Monitor the build progress:

cubemastercli tpl watch --job-id <job_id>

Wait until the template status shows READY. Note the template ID (template_id) — you'll need it in the next step. The initial image download and extraction may take a few minutes.

Step 4: Run Your First Sandbox

Install the Python SDK (E2B compatible SDK):

pip install e2b-code-interpreter

Set environment variables:

export E2B_API_URL="http://127.0.0.1:3000"
export E2B_API_KEY="dummy"
export CUBE_TEMPLATE_ID="<your-template-id>"
export SSL_CERT_FILE="/root/.local/share/mkcert/rootCA.pem"

Run code inside an isolated sandbox:

import os
from e2b_code_interpreter import Sandbox

with Sandbox.create(template=os.environ["CUBE_TEMPLATE_ID"]) as sandbox:
    result = sandbox.run_code("print('Hello from Cube Sandbox, safely isolated!')")
    print(result.text)

Step 5: Execute Shell Commands

Beyond Python code execution, you can run arbitrary shell commands:

with Sandbox.create(template=os.environ["CUBE_TEMPLATE_ID"]) as sandbox:
    # Run shell commands
    proc = sandbox.commands.run("uname -a")
    print(proc.stdout)

    # Install packages
    sandbox.commands.run("pip install numpy pandas matplotlib")

    # File operations
    sandbox.filesystem.write("/tmp/data.txt", "some data")
    content = sandbox.filesystem.read("/tmp/data.txt")
    print(content)

Step 6: Use with OpenAI Agents SDK

CubeSandbox integrates seamlessly with the OpenAI Agents SDK via the E2BSandboxClient:

from agents import Agent, Runner
from agents.sandbox import E2BSandboxClient
import os

sandbox_client = E2BSandboxClient(
    api_url=os.environ["E2B_API_URL"],
    api_key=os.environ["E2B_API_KEY"],
    template_id=os.environ["CUBE_TEMPLATE_ID"],
)

agent = Agent(
    name="Code Assistant",
    instructions="You write and execute Python code to solve problems.",
    sandbox_client=sandbox_client,
)

result = Runner.run_sync(agent, "Calculate the first 20 Fibonacci numbers and plot them.")
print(result.final_output)

Verification Checklist

  • PVM kernel is active: uname -r contains cube.pvm.host
  • KVM module loaded: lsmod | grep kvm shows kvm_pvm
  • CubeAPI is running: curl -s http://127.0.0.1:3000/health returns 200
  • Template created: cubemastercli tpl list shows a template with READY status
  • Sandbox creates successfully: Python script with Sandbox.create() completes without errors
  • Code execution works: sandbox.run_code("print('hello')") returns the expected output
  • Shell commands work: sandbox.commands.run("echo test") returns stdout
  • File operations work: write/read cycle completes without errors
  • Multiple concurrent sandboxes can be created (test with 3-5 simultaneous requests)
  • Network isolation: one sandbox cannot reach another sandbox's internal IP

Use Cases

AI Agent Code Execution — The primary use case. Let LLM agents execute generated code in isolated MicroVMs without risk of host compromise.
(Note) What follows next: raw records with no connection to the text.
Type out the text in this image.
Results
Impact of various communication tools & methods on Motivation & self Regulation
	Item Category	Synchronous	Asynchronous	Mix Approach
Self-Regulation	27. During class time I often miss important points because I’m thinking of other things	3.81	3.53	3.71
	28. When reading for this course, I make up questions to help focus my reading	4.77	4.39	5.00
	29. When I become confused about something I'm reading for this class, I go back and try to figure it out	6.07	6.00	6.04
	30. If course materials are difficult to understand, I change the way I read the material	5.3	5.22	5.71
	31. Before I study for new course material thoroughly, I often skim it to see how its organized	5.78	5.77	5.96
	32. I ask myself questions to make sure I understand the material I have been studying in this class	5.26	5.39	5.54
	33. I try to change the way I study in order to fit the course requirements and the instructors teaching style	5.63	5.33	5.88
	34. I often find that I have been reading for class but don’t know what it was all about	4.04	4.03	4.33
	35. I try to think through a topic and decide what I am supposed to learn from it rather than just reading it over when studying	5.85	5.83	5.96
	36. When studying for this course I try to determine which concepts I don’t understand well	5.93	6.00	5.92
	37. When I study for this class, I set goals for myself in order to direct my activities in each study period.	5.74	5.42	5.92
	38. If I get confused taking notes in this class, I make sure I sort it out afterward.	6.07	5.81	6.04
RL Training Environments — CubeSandbox can fork sandboxes at millisecond granularity (event-level snapshot rollback coming soon), enabling rapid exploration environments for reinforcement learning.
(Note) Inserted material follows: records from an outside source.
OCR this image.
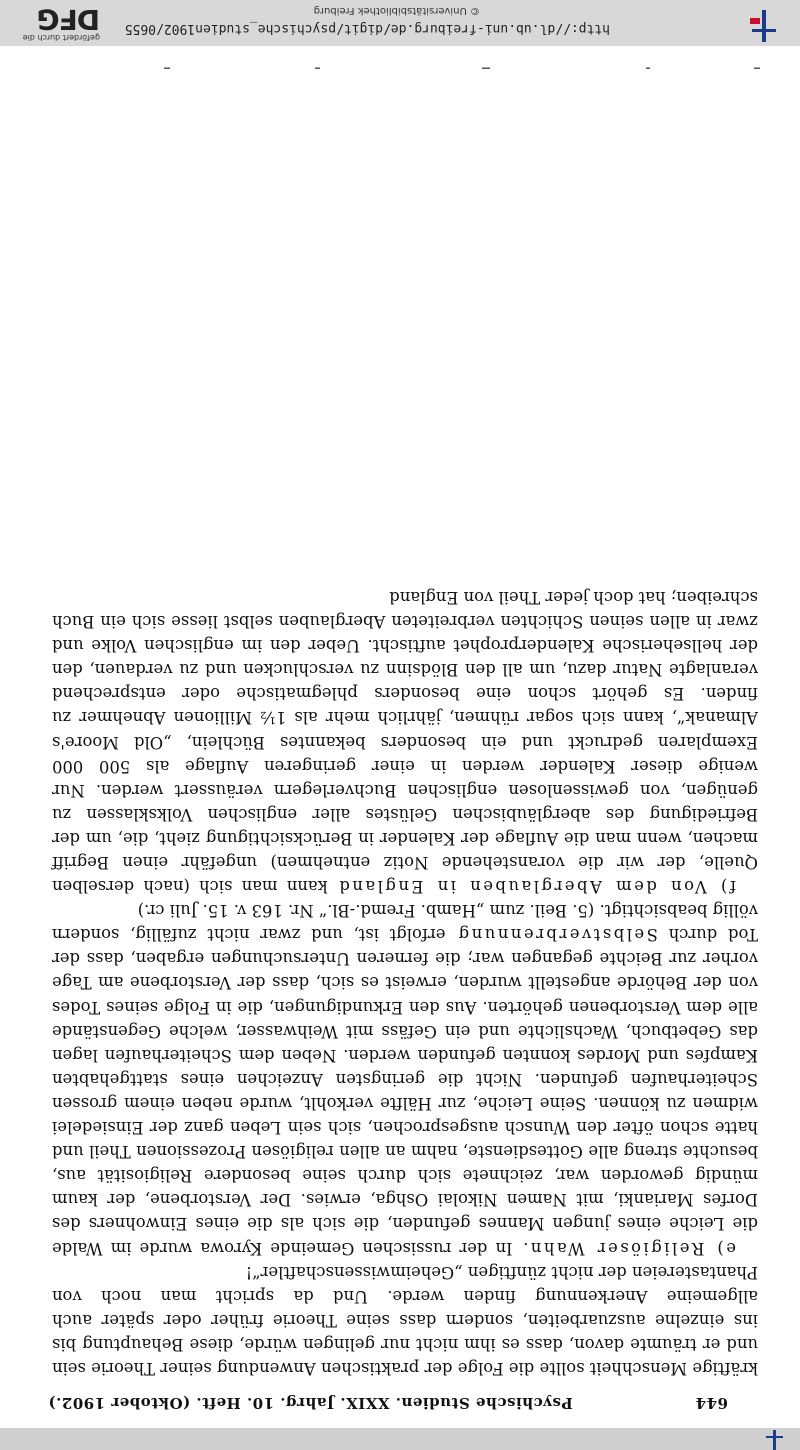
644
Psychische Studien. XXIX. Jahrg. 10. Heft. (Oktober 1902.)

kräftige Menschheit sollte die Folge der praktischen Anwendung seiner Theorie sein und er träumte davon, dass es ihm nicht nur gelingen würde, diese Behauptung bis ins einzelne auszuarbeiten, sondern dass seine Theorie früher oder später auch allgemeine Anerkennung finden werde. Und da spricht man noch von Phantastereien der nicht zünftigen „Geheimwissenschaftler“!

e) Religiöser Wahn. In der russischen Gemeinde Kyrowa wurde im Walde die Leiche eines jungen Mannes gefunden, die sich als die eines Einwohners des Dorfes Marianki, mit Namen Nikolai Oshga, erwies. Der Verstorbene, der kaum mündig geworden war, zeichnete sich durch seine besondere Religiosität aus, besuchte streng alle Gottesdienste, nahm an allen religiösen Prozessionen Theil und hatte schon öfter den Wunsch ausgesprochen, sich sein Leben ganz der Einsiedelei widmen zu können. Seine Leiche, zur Hälfte verkohlt, wurde neben einem grossen Scheiterhaufen gefunden. Nicht die geringsten Anzeichen eines stattgehabten Kampfes und Mordes konnten gefunden werden. Neben dem Scheiterhaufen lagen das Gebetbuch, Wachslichte und ein Gefäss mit Weihwasser, welche Gegenstände alle dem Verstorbenen gehörten. Aus den Erkundigungen, die in Folge seines Todes von der Behörde angestellt wurden, erweist es sich, dass der Verstorbene am Tage vorher zur Beichte gegangen war; die ferneren Untersuchungen ergaben, dass der Tod durch Selbstverbrennung erfolgt ist, und zwar nicht zufällig, sondern völlig beabsichtigt. (5. Beil. zum „Hamb. Fremd.-Bl.“ Nr. 163 v. 15. Juli cr.)

f) Von dem Aberglauben in England kann man sich (nach derselben Quelle, der wir die voranstehende Notiz entnehmen) ungefähr einen Begriff machen, wenn man die Auflage der Kalender in Berücksichtigung zieht, die, um der Befriedigung des abergläubischen Gelüstes aller englischen Volksklassen zu genügen, von gewissenlosen englischen Buchverlegern veräussert werden. Nur wenige dieser Kalender werden in einer geringeren Auflage als 500 000 Exemplaren gedruckt und ein besonders bekanntes Büchlein, „Old Moore's Almanak“, kann sich sogar rühmen, jährlich mehr als 1½ Millionen Abnehmer zu finden. Es gehört schon eine besonders phlegmatische oder entsprechend veranlagte Natur dazu, um all den Blödsinn zu verschlucken und zu verdauen, den der hellseherische Kalenderprophet auftischt. Ueber den im englischen Volke und zwar in allen seinen Schichten verbreiteten Aberglauben selbst liesse sich ein Buch schreiben; hat doch jeder Theil von England

http://dl.ub.uni-freiburg.de/digit/psychische_studien1902/0655
© Universitätsbibliothek Freiburg
gefördert durch die
DFG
Browser Automation — Run headless Chromium inside a sandbox and control it via Playwright/CDP, completely isolated from the host.

SWE-bench Evaluation — Automate coding task evaluation in isolated sandboxes. CubeSandbox ships with a mini-swe-agent integration example.

Multi-tenant Code Execution — Offer a code execution service where each user's code runs in a dedicated kernel-isolated sandbox.

Troubleshooting

"kvm: module not found" after PVM kernel install → Verify you rebooted into the PVM kernel (uname -r). If the old kernel loaded, check GRUB default and reboot again.

Sandbox creation fails with "no template found" → Ensure the template creation completed (cubemastercli tpl watch shows READY). Verify CUBE_TEMPLATE_ID is set correctly.

"Connection refused" when hitting port 3000 → Check CubeAPI is running: systemctl status cube-api. Check logs: journalctl -u cube-api -f.

Sandbox creation timeout → The first sandbox creation downloads the template image and takes longer. Subsequent creations should be instant (<60 ms).

PVM kernel install fails on Debian/Ubuntu → Make sure you're using the .deb package variant from the releases page, not the .rpm.